JAKARTA (Arrahmah.com) – Usai mengumumkan hasil autopsi terhadap Siyono, korban kezaliman Densus 88 asal Klaten, Jawa Tengah, Komisioner Komisi Nasional Hak Asasi Manusia (Komnas HAM), Siane Indriyani, mengaku mendapatkan serangkaian teror.
Siane menceritakan beragam teror yang dialaminya, seperti rumah didatangi sejumlah aparat pada malam hari. Satuan Pengamanan (Satpam) kompleks didatangi orang menanyakan berbagai kegiatan suami dan keluarganya.
“Saya yakin, ini berkaitan dengan autopsi Siyono,” ungkapnya di Semarang, Jawa Tengah, Jumat (15/4/2016), lansir viva.
Bahkan, ada juga orang yang berteriak-teriak di depan rumahnya. “Tak jelas apa yang diteriakkan. Tapi pas dilihat orangnya lari. Kejadiannya subuh kemarin,” katanya
Tak cuma itu, dalam beberapa hari terakhir, juga banyak orang asing di daerahnya berlalu lalang sekitar rumah.

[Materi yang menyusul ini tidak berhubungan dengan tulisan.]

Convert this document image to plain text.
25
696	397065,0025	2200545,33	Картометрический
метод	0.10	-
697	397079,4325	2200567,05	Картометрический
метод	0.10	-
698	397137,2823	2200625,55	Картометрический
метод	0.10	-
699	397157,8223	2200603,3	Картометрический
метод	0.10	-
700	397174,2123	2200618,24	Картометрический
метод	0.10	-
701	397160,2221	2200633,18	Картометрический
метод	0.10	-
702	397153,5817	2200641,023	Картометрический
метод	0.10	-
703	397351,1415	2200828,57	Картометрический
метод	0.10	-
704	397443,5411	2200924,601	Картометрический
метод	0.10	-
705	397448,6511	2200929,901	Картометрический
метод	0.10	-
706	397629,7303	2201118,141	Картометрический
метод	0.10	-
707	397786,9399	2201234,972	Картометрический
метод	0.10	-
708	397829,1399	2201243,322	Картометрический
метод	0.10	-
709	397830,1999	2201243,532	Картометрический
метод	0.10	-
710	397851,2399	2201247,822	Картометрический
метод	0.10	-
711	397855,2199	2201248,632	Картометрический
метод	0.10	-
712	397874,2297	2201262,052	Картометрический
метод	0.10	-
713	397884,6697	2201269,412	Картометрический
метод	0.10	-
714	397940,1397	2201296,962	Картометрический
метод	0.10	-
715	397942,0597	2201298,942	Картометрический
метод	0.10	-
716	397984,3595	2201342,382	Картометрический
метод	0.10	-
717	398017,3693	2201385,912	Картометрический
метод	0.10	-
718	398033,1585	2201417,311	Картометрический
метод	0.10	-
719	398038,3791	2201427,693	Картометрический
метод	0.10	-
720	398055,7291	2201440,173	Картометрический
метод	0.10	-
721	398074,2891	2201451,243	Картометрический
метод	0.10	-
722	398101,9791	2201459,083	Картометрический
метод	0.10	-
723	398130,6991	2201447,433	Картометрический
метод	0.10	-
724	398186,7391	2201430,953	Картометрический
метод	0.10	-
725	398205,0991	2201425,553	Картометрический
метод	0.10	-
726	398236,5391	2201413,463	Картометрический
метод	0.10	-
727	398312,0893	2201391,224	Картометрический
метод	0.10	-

Kemudian, foto suaminya diunggah melalui media sosial tanpa ada izin.
“Saya meminta stop teror keluarga saya,” tegas Siane.
Siane juga menyebut ada surat kaleng yang mendiskreditkan Komnas HAM, Muhammadiyah dan TNI. Surat itu dikirim ke PP Muhammadiyah.
“Ada pihak-pihak yang secara sistematis menghalangi autopsi dengan berbagai macam cara. Dan menghalalkan segala cara,” jelasnya.
Sebelumnya Sianne mengumumkan hasil autopsi jenazah Siyono di kantor Komnas HAM Senin (11/4). Dia mengungkapkan, kematian siyono diakibatkan benda tumpul di bagian rongga dada, yaitu ada patah tulang. Pada iga bagian kiri ada lima. Luka patah sebelah kanan ada satu keluar, sedangkan tulang dada patah.
Kemudian, lanjutnya, tulang patah ke arah jantung hingga mengakibatkan luka yang cukup fatal. Siane mengatakan, memang ada luka di bagian kepala, tetapi tidak menyebabkan kematian. Sebab, luka pada bagian tersebut tidak terlalu banyak mengeluarkan darah.
“Dari seluruh rangkaian autopsi ini, tidak adanya perlawanan dari luka luka yang diteliti. Jadi, tidak ada perlawanan dari Siyono, tidak ada luka defensif dari Siyono,” ujar Sianne, Senin (11/4), dikutip dari Republika.
Siane mengatakan, autopsi dilakukan oleh 10 dokter. Sembilan dokter dari tim forensik dan satu dokter dari Polda Jateng. Kesepuluhnya sepakat dan tidak ada yang berbeda pendapat. Autopsi dilakukan sejak pukul 09.00 pagi hingga 12.00 siang, 3 April 2016.